Vaccine Rule 36(a) allows a party to seek relief from judgment pursuant to RCFC 60. In determining whether a judgment should be set aside or altered, “the need for finality of judgments” must be balanced against “the importance of ensuring that litigants have a full and fair opportunity to litigate.” Kennedy v. Sec’y of Health & Hum. Servs., 99 Fed. Cl. 535, 539 (2011) (citing United Student Aid Funds, Inc. v. Espinosa, 559 U.S. 260, 276 (2010)); see also Bridgham ex rel. Libby v. Sec’y of Health & Hum. Servs., 33 Fed.
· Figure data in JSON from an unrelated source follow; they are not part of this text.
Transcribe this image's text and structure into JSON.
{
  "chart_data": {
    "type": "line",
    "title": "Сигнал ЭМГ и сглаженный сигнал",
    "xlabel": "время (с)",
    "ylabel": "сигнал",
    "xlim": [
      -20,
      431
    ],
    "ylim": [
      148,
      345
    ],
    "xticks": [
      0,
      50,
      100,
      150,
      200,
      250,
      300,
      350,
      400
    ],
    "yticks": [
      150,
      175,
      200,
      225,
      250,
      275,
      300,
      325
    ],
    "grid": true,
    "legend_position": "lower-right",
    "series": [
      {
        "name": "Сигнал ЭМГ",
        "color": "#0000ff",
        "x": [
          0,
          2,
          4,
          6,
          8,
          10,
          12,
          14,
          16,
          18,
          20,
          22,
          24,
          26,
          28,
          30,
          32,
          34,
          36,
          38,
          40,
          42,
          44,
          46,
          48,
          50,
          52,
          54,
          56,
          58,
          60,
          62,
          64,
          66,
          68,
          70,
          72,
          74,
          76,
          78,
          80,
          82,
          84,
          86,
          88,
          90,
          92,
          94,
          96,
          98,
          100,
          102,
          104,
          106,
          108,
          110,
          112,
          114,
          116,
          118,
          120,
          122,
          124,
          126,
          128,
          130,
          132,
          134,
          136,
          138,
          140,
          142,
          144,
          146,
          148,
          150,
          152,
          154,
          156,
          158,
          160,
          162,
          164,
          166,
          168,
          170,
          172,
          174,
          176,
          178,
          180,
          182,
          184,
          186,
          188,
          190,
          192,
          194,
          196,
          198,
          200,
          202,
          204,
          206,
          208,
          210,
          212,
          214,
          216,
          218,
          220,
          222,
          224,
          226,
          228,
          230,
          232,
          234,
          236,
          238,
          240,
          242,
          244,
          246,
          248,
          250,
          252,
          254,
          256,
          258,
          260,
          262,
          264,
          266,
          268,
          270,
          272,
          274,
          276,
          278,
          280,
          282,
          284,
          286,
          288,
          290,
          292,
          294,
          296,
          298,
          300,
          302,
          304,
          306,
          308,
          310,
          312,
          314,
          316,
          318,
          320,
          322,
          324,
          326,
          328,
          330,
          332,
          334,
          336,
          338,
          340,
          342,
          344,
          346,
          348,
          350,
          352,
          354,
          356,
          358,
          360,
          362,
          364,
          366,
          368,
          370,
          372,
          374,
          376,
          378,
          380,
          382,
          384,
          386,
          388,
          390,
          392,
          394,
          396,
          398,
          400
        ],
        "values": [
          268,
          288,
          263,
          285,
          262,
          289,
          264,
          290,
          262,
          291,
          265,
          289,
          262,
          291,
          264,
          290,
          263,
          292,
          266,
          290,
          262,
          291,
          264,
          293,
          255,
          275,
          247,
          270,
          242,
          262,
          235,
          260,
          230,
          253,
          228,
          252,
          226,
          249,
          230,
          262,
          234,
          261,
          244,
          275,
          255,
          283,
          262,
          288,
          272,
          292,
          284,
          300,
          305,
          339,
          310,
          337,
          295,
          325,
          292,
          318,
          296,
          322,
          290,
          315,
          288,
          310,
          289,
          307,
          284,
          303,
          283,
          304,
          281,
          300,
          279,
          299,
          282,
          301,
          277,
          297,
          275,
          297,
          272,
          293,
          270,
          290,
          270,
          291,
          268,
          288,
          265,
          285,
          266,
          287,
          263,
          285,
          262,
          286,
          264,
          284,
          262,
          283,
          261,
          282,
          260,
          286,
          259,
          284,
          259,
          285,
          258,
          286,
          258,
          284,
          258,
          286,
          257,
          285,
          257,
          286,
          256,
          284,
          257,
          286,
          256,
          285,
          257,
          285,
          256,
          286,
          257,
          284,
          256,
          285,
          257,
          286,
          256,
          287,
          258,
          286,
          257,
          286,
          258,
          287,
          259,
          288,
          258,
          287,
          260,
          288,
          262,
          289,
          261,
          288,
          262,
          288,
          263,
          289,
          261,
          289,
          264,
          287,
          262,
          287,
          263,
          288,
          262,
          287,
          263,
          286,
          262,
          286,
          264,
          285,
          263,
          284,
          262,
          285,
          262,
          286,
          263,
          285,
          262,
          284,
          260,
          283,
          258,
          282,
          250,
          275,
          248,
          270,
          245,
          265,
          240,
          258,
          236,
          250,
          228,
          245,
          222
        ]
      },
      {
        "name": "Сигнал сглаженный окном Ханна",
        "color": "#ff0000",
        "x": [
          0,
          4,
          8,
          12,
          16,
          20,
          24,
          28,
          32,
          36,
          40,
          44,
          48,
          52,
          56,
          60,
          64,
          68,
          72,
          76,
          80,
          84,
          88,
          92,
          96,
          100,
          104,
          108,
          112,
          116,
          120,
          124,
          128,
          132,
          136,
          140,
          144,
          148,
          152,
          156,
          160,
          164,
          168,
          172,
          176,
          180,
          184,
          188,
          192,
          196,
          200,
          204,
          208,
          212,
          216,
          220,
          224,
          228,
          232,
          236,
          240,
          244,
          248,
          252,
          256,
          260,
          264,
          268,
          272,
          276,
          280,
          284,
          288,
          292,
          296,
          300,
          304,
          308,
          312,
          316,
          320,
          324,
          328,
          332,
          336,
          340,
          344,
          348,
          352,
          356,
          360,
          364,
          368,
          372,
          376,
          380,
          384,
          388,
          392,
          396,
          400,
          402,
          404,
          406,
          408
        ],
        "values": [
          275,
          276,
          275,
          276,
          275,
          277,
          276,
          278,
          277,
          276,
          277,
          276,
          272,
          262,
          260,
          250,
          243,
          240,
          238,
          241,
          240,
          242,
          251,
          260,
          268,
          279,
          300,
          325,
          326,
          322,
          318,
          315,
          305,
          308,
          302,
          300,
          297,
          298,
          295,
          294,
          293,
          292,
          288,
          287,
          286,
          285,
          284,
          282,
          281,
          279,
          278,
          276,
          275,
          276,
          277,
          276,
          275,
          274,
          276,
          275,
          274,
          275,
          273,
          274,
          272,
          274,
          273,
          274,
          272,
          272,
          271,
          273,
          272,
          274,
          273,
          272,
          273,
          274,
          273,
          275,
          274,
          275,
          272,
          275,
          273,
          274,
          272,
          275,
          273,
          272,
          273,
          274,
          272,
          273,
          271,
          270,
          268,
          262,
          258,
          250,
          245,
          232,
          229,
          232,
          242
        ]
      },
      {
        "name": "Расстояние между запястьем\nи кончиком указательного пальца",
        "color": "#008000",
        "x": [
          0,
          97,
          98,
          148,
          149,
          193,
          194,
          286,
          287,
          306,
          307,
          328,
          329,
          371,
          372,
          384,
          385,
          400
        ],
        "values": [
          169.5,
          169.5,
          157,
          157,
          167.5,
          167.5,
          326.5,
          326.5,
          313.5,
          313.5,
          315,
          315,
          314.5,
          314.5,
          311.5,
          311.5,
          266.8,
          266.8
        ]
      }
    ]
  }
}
Cl. 101, 104 (1995) (discussing the “tension between the goals of ensuring that the court’s judgment appropriately reflects the adjudication of the parties’ rights and of providing the parties with certainty as to those rights”).
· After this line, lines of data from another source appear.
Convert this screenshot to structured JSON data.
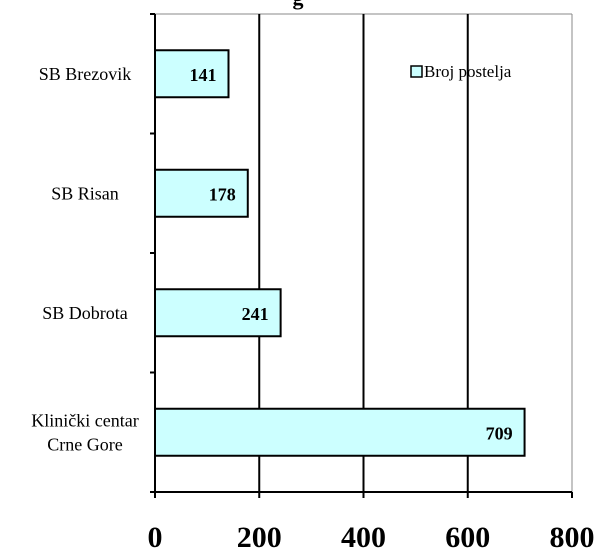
{
  "chart_data": {
    "type": "bar",
    "orientation": "horizontal",
    "title": "",
    "title_fragment": "g",
    "categories": [
      "SB Brezovik",
      "SB Risan",
      "SB Dobrota",
      "Klinički centar Crne Gore"
    ],
    "category_lines": [
      [
        "SB Brezovik"
      ],
      [
        "SB Risan"
      ],
      [
        "SB Dobrota"
      ],
      [
        "Klinički centar",
        "Crne Gore"
      ]
    ],
    "series": [
      {
        "name": "Broj postelja",
        "values": [
          141,
          178,
          241,
          709
        ]
      }
    ],
    "data_labels": [
      "141",
      "178",
      "241",
      "709"
    ],
    "x_ticks": [
      0,
      200,
      400,
      600,
      800
    ],
    "x_tick_labels": [
      "0",
      "200",
      "400",
      "600",
      "800"
    ],
    "xlim": [
      0,
      800
    ],
    "grid": "vertical",
    "legend_position": "top-right",
    "bar_color": "#ccffff"
  }
}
“The court has discretion regarding whether to grant relief under rule 60(b), ‘and the court may weigh equitable considerations in the exercise of its discretion.’” Curtis v. United States, 61 Fed. Cl. 511, 512 (2004) (citing Dynacs Eng’g Co. v. United States, 48 Fed. Cl. 240, 241-42 (2000)). Rule 60(b) as a remedial provision is to be “liberally construed for the purpose of doing substantial justice.” Patton v. Sec’y of Health & Hum. Servs., 25 F.3d 1021, 1030 (Fed. Cir. 1994). However, relief should not be granted “if substantial rights of the party have not been harmed by the judgment.” Dynacs Eng’g Co., 48 Fed. Cl. at 242.

2 Under RCFC 60(b), the court may grant relief from a final judgment on the following grounds:

(1) mistake, inadvertence, surprise, or excusable neglect; (2) newly discovered evidence . . . ; (3) fraud . . . , misrepresentation, or misconduct by an opposing party; (4) the judgment is void; (5) the judgment has been satisfied, released, or discharged; it is based on an earlier judgment that has been reversed or vacated; or applying it prospectively is no longer equitable; or (6) any other reason that justifies relief.

RCFC 60(b). Motions for relief under RCFC 60(b) “seek . . . to set aside a final decision and it is incumbent upon the motion-filer to demonstrate that [s]he . . . is entitled to relief.” Kennedy, 99 Fed. Cl. at 550. The motion’s statements are “not like a pleading . . . in which the factual allegation[s] are presumed true.” Id.

RCFC 60(b)(1) allows post judgment relief for “mistake, inadvertence, surprise, or excusable neglect.” The Rules do not define the meaning of “mistake” under Rule 60(b)(1); however, the U.S. Court of Federal Claims has held that the term encompasses “[a]n error, misconception, or misunderstanding; an erroneous belief.” Curtis, 61 Fed. Cl. at 514 (2004) (quoting Black’s Law Dictionary, 1017 (7th ed. 1999)). The “mistake” at issue may be on the part of a party, counsel, or the court. Id. at 514-15.

RCFC 60(c)(1) requires that “[a] motion under RCFC 60(b) must be made within a reasonable time—and for reasons (1), (2), and (3), no more than a year after the entry of the judgment or order or the date of the proceeding.” RCFC 60(c)(1). Any motion seeking relief under RCFC 60(b)(1) that is filed after the one-year mark is completely barred. See United States v. Berenguer, 821 F.2d 19 (1st Cir. 1987); Freeman v. Sec’y of Health & Hum. Servs., 35 Fed. Cl. 280, 283 (1996); Kenzora v. Sec’y of Health & Hum. Servs., No.